While a row continues over three German tax inspectors who bought a secret CD containing information about tax evaders’ Swiss bank accounts, politicians have moved to try to regulate relations between the two countries over hidden money.
Germany’s finance ministry said it was happy to raise the top limit of taxation of German money held in Switzerland to 41 percent. The new deal should garner between €2 billion and €10 billion for German state coffers.
Although German tax dodgers will pay more, their anonymity will be preserved, the ministry confirmed.
The deal was criticised by the opposition centre left Social Democratic Party as irresponsible.

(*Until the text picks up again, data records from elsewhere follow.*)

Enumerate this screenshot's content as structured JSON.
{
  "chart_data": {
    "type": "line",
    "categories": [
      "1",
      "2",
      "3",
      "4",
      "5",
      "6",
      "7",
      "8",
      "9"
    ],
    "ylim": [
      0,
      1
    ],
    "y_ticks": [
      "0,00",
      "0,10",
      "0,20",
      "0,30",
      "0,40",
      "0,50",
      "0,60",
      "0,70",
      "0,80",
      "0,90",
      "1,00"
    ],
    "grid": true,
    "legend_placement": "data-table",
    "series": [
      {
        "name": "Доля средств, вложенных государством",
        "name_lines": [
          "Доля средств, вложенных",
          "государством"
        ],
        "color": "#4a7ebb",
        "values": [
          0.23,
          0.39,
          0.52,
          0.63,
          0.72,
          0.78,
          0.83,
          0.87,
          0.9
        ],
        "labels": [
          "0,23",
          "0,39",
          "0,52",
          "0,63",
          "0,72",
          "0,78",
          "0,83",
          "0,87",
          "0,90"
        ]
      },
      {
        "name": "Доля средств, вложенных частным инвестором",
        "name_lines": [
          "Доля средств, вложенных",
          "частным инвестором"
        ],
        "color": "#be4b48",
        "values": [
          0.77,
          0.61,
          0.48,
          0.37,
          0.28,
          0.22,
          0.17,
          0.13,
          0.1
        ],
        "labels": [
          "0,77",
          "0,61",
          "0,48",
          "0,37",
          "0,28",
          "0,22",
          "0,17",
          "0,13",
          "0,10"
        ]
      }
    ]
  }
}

Party leader Sigmar Gabriel said it had far too many loop holes and amounted to a whitewash for Swiss bankers.
“There is no chance that we’ll support this,” he said, referring to vote needed from the upper house of parliament, the Bundesrat, to implement the law.
The two countries signed a deal in 2011 giving German taxpayers a one-off chance to make an anonymous lump sum tax payment, with the tax rate to vary between 19 and 34 percent of the assets.
That will be raised to between 21 and 41 percent after some German states rejected the first deal, saying it was too lax.
From 2013, a withholding tax of 26.375 percent – the same as in Germany – will also be levied on all future investment income and capital gains arising from assets held by German taxpayers in Switzerland.
In Germany the Greens and Social Democrats vowed to block the ratification of the “cut price” deal.
The accord aimed to end a dispute between the two neighbours that blew up into a major spat in July 2010 when German authorities raided branches of Credit Suisse bank after buying data on suspected tax dodgers.